The bill, part of the governor’s “Building Idaho’s Future” plan for allocating Idaho’s record budget surplus, provides $3 million to the university to build and staff the Idaho Center for Plant and Soil Health. The $3 million rounds out the $7 million cost of the project.

The other $4 million for the project was funded through by the university and agriculture and business stakeholders.

Michael Parrella, dean of the university’s College of Agriculture and Life Sciences, proposed the upgrade in 2019. The proposal includes a new facility — the Center for Plant and Soil Heath — with upgraded laboratories. The labs are currently based in two double-wide trailers.

Parma Extension Center building proposal

A rendering of the proposed new building to the Parma Research and Extension Center.

“Made possible by the governor’s plan for ‘Building Idaho’s Future,’ this investment demonstrates the importance of agricultural research for Idaho’s economy,” Parrella said in an emailed statement. “This much-needed renovation will ensure we continue to recruit and retain world-class faculty who are critical to advancing research that benefits all of Idaho agriculture.”

The current research center campus is about a mile north of Parma on 200 acres. It focuses on research and extension programs in production, storage and related problems of vegetable, forages, cereals, hop, mint, fruit and seed crops.

The center was slated for closure in 2009, but it managed to survive the financial crisis and university budget cuts.

“The soil and plant health research done in Parma goes beyond those growers,” Parrella previously told the Idaho Press. “The idea is that Parma represents crop diversity in Idaho. More than 40 crops are grown there, and the research done in Parma has statewide impact.”

The Parma upgrades are planned to be completed by 2023.

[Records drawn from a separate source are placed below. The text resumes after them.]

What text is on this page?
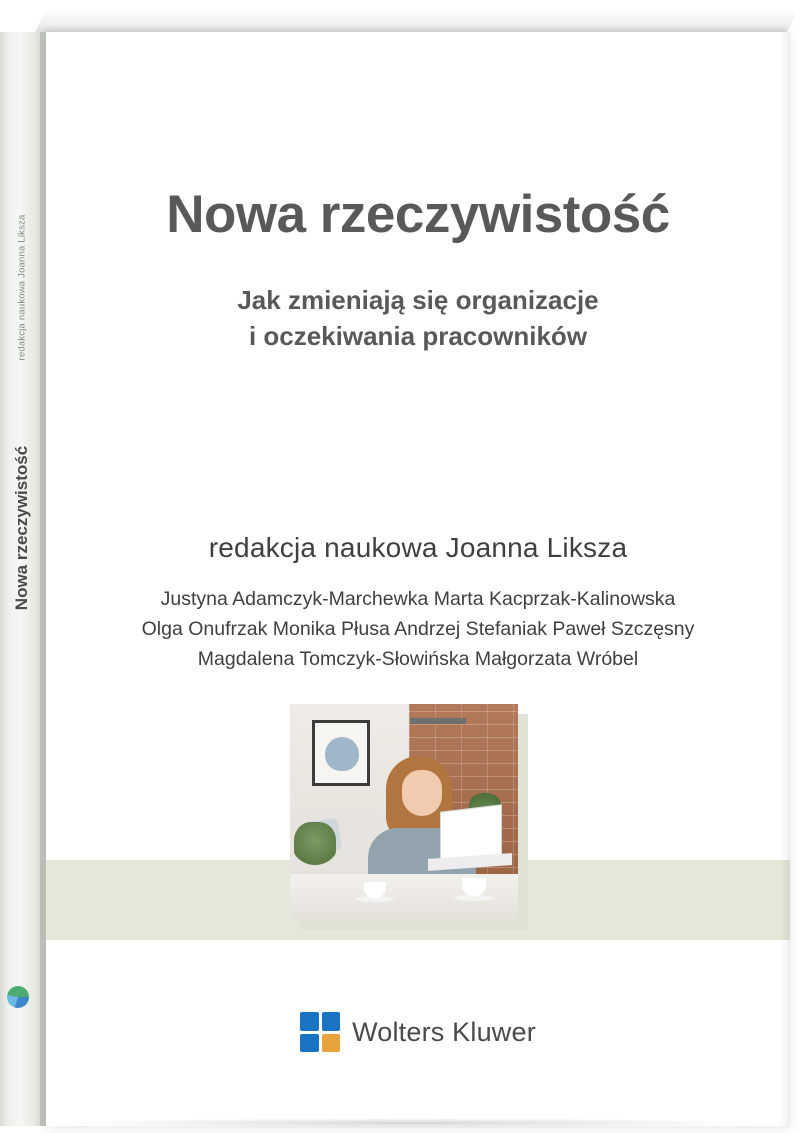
redakcja naukowa Joanna Liksza
Nowa rzeczywistość
Nowa rzeczywistość
Jak zmieniają się organizacje
i oczekiwania pracowników
redakcja naukowa Joanna Liksza
Justyna Adamczyk-Marchewka Marta Kacprzak-Kalinowska
Olga Onufrzak Monika Płusa Andrzej Stefaniak Paweł Szczęsny
Magdalena Tomczyk-Słowińska Małgorzata Wróbel
Wolters Kluwer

According to the governor’s office, the bill signed by Little on Wednesday, HB 225, also appropriates funding for:

  • Replacing dorms at the Idaho Youth ChalleNGe Academy, a successful program located in Pierce to help high school dropouts turn their lives around and become productive citizens.
  • New Future Tech facility at the College of Eastern Idaho to support workforce development.
  • Two new University of Idaho greenhouses to increase seedling production and promote healthy forests.
  • Replacing and developing needed facilities in Idaho’s correctional system and juvenile corrections system.